Eksploitasi Multisig Memicu Penyalahgunaan Pencetakan
Perusahaan keamanan Blockaid melaporkan bahwa pelanggaran tersebut berasal dari pengaturan multisig 1-dari-3 yang mengendalikan kontrak pencetakan StablR. Penyerang mengompromikan satu penandatangan dan mendapatkan kendali administratif.
Setelah akses, penyerang mengganti pemilik yang ada dan mencetak 8,35 juta USDR dan 4,5 juta EURR. Ini menciptakan sekitar $13,5 juta dalam token yang tidak didukung selama jam-jam awal eksploitasi.
Menurut Blockaid, sekitar $10,4 juta ditukar menjadi ETH di berbagai bursa terdesentralisasi. Namun, slippage mengurangi keuntungan yang direalisasikan awal menjadi sekitar $2,8 juta.
Secara signifikan, penyerang juga menggunakan hak administratif untuk memblokir dan membakar token. Catatan onchain menunjukkan sekitar 2,7 juta EURR diambil dari dompet yang aktif dalam alur penukaran normal.
EURR dan USDR Melanggar Stabilitas Peg
EURR dan USDR keduanya kehilangan peg mereka tak lama setelah eksploit dimulai.

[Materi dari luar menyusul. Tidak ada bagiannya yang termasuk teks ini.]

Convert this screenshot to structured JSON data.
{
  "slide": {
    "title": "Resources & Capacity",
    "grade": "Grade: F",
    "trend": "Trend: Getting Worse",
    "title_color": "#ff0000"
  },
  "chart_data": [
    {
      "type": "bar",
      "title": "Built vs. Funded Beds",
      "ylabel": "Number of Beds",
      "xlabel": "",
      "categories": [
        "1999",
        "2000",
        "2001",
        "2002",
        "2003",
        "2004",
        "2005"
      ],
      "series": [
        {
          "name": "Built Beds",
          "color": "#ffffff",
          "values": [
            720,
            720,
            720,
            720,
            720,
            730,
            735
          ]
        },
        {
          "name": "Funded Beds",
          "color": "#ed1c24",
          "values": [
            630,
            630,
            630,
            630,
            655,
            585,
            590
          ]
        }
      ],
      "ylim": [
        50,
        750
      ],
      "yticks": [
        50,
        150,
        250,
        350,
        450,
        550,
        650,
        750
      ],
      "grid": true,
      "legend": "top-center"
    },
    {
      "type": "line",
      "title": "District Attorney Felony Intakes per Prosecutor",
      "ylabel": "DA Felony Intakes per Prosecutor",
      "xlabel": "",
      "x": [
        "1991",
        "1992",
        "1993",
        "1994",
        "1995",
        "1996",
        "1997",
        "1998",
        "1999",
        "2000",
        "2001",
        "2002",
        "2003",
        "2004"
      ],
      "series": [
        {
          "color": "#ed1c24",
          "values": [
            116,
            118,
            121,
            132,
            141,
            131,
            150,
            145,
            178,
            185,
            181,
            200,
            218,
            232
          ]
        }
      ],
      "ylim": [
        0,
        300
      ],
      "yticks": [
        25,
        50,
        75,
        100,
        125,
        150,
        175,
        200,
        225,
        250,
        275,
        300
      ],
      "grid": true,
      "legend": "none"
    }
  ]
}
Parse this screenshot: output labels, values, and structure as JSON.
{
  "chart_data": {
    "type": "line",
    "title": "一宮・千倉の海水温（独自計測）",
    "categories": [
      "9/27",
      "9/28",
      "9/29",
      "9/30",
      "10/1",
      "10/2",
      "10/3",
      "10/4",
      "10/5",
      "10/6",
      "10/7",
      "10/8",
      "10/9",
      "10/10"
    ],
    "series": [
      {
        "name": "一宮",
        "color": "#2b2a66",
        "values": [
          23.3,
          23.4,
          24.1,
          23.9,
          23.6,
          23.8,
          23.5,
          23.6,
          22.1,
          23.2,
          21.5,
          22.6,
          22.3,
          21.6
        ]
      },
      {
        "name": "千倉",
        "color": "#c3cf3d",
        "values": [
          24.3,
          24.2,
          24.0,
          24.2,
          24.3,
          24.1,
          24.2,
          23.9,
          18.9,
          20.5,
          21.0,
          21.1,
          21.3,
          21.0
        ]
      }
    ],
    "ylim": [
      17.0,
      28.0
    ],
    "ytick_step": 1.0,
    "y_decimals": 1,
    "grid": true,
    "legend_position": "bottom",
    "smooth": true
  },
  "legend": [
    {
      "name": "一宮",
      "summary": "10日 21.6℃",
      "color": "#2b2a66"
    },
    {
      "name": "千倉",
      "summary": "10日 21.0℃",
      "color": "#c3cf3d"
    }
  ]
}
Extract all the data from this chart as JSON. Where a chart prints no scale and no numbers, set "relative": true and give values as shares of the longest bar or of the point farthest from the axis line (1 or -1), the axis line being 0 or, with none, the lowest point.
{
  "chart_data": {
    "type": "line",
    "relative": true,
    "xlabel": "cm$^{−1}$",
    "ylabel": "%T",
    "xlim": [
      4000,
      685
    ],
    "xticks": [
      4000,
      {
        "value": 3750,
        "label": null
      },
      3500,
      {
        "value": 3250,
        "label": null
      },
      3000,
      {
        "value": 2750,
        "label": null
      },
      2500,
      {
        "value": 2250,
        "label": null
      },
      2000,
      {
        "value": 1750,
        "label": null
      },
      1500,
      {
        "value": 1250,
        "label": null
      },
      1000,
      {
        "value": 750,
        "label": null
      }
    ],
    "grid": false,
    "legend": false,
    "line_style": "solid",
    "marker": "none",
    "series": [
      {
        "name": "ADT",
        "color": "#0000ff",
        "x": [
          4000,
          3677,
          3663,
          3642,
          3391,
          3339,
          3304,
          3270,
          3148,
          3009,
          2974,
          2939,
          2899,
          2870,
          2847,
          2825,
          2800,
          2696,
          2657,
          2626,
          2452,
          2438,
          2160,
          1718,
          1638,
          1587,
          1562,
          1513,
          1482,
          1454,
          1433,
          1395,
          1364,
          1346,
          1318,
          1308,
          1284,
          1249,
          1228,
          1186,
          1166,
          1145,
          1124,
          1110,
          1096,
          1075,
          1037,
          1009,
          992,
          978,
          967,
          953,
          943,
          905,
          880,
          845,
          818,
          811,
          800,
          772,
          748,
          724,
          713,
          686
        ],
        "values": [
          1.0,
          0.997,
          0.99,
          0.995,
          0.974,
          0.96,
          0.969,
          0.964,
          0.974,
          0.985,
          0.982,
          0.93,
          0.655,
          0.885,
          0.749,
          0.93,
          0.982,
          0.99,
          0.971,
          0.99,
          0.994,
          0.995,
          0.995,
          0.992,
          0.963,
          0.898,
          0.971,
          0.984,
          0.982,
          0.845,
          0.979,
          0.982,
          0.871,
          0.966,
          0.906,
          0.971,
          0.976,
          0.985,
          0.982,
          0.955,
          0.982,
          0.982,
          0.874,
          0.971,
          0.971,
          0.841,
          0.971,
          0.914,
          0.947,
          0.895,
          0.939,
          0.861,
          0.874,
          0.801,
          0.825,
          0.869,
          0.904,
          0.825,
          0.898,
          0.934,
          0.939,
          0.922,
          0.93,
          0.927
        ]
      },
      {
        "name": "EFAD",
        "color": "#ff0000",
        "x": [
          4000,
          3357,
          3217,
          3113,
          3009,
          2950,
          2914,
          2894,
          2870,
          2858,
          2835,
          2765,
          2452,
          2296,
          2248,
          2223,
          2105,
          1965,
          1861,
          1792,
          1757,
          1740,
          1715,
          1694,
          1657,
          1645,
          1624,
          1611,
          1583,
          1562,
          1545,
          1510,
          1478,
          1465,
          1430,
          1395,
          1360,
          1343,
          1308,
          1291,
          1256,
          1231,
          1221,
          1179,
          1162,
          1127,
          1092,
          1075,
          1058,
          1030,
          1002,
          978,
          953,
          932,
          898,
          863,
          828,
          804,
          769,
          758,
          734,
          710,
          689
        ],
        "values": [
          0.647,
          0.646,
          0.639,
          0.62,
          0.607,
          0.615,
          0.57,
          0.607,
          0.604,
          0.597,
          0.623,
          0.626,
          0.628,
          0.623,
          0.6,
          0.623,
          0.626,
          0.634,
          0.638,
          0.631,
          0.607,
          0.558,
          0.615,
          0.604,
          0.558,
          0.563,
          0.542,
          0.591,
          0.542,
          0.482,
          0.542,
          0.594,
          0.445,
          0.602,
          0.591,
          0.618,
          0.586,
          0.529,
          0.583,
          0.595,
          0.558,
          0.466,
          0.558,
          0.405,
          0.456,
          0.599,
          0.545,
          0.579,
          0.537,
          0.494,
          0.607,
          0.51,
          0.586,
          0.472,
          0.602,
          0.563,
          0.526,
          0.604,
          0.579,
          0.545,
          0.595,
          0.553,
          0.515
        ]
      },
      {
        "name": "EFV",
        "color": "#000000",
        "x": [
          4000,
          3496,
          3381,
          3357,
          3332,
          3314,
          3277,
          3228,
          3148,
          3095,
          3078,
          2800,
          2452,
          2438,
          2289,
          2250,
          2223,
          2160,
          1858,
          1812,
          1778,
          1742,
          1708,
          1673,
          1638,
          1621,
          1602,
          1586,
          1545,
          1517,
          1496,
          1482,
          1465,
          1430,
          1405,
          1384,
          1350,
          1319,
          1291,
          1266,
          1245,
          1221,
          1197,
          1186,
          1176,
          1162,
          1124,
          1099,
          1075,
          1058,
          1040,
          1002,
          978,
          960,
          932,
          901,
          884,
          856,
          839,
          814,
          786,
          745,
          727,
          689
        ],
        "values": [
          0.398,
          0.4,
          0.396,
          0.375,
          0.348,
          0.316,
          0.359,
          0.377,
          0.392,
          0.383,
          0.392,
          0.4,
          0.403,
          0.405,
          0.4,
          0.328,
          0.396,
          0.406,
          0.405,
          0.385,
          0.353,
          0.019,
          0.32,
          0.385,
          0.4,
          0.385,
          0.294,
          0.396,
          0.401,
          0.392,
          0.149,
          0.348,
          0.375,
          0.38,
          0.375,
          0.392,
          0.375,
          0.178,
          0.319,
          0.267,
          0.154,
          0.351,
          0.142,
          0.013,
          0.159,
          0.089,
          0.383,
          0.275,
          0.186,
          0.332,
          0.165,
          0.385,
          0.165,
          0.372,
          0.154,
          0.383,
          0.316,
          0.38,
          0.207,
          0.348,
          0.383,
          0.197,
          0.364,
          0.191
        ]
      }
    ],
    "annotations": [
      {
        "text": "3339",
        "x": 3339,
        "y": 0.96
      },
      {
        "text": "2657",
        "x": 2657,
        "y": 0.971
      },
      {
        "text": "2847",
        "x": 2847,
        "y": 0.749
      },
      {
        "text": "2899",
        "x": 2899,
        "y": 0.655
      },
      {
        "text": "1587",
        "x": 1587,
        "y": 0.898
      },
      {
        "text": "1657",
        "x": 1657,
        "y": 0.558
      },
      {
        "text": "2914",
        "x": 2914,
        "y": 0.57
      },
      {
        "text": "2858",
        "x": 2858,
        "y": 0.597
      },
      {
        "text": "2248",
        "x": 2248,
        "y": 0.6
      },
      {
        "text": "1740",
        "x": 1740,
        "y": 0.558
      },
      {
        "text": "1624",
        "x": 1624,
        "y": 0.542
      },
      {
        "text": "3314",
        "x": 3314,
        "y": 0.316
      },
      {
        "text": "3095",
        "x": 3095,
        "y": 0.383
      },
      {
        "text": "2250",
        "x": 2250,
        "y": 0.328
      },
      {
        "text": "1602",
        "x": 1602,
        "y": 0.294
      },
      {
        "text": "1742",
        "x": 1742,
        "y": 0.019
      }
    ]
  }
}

EURR turun menjadi sekitar $0,85, sementara USDR jatuh hingga sekitar $0,40 selama perdagangan.
Menurut data CoinGecko, EURR diperdagangkan dekat $0,85 setelah jendela serangan. USDR kemudian pulih sedikit tetapi tetap jauh di bawah paritas.
Sementara itu, ZachXBT menandai insiden tersebut selama aktivitas berlangsung dan melacak pergerakan dompet yang didanai melalui Protokol Transfer Silang Chain Circle. Ia juga melaporkan pembekuan sebagian dana selama jendela eksploitasi.
StablR mengonfirmasi insiden tersebut beberapa jam setelah aktivitas onchain melambat. Perusahaan menyatakan sedang berupaya menahan eksploitasi dan menilai dampak terhadap sistem.
Risiko Tata Kelola dan Latar Belakang Institusional
Blockaid mengaitkan pelanggaran tersebut dengan kegagalan tata kelola dan manajemen kunci, bukan karena bug pada kontrak pintar. Ambang tanda tangan 1-dari-3 menjadi fokus utama dalam analisis keamanan.
StablR sebelumnya didukung oleh Tether dan Kraken, menempatkan dirinya di pasar stablecoin Eropa yang terregulasi. Penerbitnya beroperasi di bawah lisensi dari regulator keuangan Malta.
Menurut pengungkapan sebelumnya, EURR dan USDR memproses volume transaksi lebih dari €3 miliar pada awal 2025. Token-token tersebut juga terdaftar di lebih dari 50 bursa dengan lebih dari 150 pasangan perdagangan.
Insiden ini selaras dengan pola luas eksploitasi tahun 2026 yang melibatkan akses istimewa dan kegagalan tata kelola di berbagai protokol kripto.